The report outlined how systemic racism can be eliminated at Texas A&M:
Dismantling systemic racism and discrimination requires an unrelenting dedication to examine practices and policies that impact admissions, hiring, promotion, graduation, resource allocation, budgeting, safety, course evaluations, and expressive activity. Additionally, innocuous-sounding words and sentiments such as meritocracy, legacy, color-blind, race-neutral, best-qualified, good fit, and isolated incident need to be examined, as they have been used to establish and maintain racist and discriminatory practices and sentiments.
Yenor said that within a decade, A&M went from declaring that diversity is “an indispensable component of academic excellence” to declaring that “meritocracy is a systematically racist concept.”
In an appearance on The Luke Macias Show, Yenor claimed that there was one solution to the DEI problem at universities:
Defunding the offices and salting the earth—that is, firing the people who were associated with these offices, if they don’t have any place to retreat to with tenure in the university—is actually a way to change and leverage new kinds of personnel on these universities who don’t want to get away or work around the governor’s orders.

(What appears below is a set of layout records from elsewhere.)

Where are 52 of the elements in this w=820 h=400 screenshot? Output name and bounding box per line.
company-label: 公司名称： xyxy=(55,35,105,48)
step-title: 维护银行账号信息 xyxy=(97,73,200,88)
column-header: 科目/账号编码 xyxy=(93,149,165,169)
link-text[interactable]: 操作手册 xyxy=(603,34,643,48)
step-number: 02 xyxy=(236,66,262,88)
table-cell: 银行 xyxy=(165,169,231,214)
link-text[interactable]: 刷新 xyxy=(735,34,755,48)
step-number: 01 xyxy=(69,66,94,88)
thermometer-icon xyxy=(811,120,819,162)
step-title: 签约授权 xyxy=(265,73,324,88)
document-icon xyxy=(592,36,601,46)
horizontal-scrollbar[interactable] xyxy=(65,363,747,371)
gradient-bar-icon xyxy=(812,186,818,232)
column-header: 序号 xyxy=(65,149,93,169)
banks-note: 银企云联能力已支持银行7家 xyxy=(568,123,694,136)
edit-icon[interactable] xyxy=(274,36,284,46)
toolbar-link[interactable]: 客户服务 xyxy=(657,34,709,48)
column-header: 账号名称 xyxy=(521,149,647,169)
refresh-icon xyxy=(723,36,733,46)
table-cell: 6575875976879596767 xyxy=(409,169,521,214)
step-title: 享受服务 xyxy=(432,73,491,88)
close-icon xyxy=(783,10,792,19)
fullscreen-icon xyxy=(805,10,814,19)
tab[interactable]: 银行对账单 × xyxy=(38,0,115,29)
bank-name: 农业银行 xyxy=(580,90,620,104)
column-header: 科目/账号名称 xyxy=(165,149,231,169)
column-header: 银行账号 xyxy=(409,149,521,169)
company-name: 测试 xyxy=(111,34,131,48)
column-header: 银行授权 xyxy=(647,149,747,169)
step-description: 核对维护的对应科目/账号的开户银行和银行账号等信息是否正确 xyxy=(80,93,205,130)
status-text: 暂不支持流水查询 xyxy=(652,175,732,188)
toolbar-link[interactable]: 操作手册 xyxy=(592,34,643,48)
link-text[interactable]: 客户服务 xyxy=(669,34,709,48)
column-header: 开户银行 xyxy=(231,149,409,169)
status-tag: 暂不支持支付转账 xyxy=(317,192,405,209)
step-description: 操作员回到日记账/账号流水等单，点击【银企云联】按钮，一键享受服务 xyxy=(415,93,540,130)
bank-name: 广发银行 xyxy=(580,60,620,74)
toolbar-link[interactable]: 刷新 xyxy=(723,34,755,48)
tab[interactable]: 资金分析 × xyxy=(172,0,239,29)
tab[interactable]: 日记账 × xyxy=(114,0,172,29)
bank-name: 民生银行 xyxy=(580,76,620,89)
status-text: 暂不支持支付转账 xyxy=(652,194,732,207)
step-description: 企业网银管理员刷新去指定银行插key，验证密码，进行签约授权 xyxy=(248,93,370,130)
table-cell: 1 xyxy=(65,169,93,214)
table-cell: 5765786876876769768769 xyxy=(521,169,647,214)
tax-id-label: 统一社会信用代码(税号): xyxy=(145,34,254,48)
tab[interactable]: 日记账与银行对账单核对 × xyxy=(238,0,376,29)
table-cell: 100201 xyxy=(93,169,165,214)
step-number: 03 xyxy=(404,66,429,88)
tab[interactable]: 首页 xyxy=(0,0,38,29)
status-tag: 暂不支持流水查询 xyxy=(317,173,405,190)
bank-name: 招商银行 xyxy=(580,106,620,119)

And it’s really true that personnel is policy on our universities.
Defunding is one of many ways to skin this cat. Right-wing governments need to unilaterally fire people pushing woke, anti-white nonsense on university campuses. There should be zero tolerance for these policies. Instead, these governments should install right-wing nationalist loyalists with academic qualifications to hold these positions and make sure that right-wing ideas are disseminated.